Aux fourneaux, l’équipe de Laura Rod, qui crée aussi des banquets médiévaux dans les châteaux de la région, a donc travaillé ces recettes du XVIIe, pour offrir un menu allant de la bisque de pigeonneaux jusqu’au chocolat chaud et lard d’Allemagne, en passant par le râble de lièvre et poivrade ou les pets de putain. Reprenons la recette de La Varenne: «Mettés des blancs d’oeufs dans un mortier & un peu d’eau de fleur d’orange, broyés les bien & mettés du sucre en poudre petit à petit, faites une paste maniable & en faites de petites boules de la grosseur d’une noix & les mettés sur du papier, faites les cuire au four.»

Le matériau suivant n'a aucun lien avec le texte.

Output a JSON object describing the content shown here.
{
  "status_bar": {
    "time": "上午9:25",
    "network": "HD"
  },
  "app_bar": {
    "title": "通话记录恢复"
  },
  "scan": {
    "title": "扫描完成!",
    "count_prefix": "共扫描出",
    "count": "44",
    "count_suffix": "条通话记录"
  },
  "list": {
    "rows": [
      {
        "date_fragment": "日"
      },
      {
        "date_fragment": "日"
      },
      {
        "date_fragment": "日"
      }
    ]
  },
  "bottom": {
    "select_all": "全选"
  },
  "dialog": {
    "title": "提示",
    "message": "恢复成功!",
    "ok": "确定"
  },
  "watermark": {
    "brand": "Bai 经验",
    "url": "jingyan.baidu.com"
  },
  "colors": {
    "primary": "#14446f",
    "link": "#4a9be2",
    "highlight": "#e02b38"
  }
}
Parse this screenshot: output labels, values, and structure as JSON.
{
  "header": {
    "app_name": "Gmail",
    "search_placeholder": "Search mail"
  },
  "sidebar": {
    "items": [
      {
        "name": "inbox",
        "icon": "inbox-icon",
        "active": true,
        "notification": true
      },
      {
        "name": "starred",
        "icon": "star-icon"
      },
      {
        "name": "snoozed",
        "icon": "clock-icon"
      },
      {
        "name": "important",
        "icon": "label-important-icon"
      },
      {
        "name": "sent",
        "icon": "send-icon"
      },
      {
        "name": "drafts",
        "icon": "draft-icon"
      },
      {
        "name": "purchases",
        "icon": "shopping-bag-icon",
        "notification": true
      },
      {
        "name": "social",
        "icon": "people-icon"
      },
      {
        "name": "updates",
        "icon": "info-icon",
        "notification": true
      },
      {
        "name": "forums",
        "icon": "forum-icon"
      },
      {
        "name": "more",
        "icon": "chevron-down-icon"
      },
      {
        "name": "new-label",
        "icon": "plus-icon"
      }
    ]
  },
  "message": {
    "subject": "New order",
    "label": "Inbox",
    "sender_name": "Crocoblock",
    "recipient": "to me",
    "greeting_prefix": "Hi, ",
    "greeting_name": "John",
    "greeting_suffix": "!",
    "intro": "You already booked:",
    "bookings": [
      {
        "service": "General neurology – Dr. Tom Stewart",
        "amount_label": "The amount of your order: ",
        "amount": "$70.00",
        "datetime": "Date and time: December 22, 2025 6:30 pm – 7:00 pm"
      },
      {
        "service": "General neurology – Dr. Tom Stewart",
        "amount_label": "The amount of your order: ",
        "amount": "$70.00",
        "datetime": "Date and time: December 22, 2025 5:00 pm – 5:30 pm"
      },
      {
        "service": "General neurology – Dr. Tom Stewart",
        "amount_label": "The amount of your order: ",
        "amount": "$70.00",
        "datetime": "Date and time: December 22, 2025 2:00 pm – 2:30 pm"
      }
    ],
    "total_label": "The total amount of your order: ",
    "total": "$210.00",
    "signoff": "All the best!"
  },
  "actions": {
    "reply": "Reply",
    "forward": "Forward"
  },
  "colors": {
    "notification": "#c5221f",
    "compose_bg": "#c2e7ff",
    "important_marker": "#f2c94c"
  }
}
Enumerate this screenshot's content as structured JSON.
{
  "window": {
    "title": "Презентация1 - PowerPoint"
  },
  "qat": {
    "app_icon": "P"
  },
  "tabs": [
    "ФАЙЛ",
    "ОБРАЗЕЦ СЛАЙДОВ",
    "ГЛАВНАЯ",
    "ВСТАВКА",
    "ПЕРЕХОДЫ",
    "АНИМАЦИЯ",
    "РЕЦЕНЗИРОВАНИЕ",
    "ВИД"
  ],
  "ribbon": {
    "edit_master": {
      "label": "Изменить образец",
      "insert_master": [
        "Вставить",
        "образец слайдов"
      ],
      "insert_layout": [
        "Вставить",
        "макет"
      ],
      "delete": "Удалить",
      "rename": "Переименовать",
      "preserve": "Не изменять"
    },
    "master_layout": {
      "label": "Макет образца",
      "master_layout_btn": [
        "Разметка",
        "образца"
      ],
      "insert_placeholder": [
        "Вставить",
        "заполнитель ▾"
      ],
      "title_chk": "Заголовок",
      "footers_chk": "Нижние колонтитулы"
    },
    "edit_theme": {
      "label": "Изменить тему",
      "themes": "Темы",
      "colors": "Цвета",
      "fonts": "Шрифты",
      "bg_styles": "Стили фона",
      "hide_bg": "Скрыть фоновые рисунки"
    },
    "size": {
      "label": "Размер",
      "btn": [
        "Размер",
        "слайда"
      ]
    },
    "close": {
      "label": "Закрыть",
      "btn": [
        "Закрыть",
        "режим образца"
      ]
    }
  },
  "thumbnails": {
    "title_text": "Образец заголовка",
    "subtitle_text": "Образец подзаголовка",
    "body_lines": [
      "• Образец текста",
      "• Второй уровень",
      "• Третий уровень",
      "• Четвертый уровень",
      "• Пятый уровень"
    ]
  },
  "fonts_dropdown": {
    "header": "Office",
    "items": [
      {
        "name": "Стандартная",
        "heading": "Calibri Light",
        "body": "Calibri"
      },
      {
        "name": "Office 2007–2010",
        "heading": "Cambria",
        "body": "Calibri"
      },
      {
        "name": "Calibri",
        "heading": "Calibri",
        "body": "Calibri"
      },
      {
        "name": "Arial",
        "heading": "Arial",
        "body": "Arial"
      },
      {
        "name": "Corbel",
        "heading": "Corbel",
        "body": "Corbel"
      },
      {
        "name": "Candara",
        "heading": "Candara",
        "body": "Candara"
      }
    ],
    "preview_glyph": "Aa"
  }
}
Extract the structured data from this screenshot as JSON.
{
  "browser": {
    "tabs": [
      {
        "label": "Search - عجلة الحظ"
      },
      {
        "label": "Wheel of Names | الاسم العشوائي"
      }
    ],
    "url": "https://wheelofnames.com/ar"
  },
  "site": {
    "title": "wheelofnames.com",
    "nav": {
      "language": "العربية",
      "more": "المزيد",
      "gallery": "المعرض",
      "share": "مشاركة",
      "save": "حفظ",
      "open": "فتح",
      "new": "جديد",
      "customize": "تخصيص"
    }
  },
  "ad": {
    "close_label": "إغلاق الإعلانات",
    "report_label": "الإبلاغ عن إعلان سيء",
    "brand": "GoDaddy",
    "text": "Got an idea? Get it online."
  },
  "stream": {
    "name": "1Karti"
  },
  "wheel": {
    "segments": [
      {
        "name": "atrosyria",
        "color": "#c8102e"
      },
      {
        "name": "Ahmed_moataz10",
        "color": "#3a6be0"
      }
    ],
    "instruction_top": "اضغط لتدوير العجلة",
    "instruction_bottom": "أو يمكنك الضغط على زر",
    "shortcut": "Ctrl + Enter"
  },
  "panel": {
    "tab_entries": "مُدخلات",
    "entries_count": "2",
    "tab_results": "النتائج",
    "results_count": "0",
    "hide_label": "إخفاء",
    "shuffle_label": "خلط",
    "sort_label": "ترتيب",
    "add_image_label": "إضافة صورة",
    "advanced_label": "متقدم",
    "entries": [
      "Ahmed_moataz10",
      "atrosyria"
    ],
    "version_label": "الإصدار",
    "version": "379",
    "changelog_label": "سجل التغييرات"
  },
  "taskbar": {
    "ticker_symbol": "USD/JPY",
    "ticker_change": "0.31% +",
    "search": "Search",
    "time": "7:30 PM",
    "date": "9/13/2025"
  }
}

La cuisinière s’amuse: «Oui, il y a très peu de clarté au niveau des quantités mais nous avons de l’expérience. Et la connaissance des produits reste la même, c’est juste une question de technologie.» Pour elle, le passage du médiéval à la renaissance marque une cuisine «plus raffinée, mais pas tant que ça. Ce qui est drôle, c’est qu’on cuisinait selon le calendrier religieux. Il y avait beaucoup d’aigre-doux, beaucoup d’acidité, dans le vin aussi, beaucoup d’amertume, donc on compensait par beaucoup de sucre et de gras. Et puis, il y avait une foule de variétés de gibier qu’on n’a plus aujourd’hui.» Les plats seront expliqués par l’historien Pierre Leclercq, et il reste des places.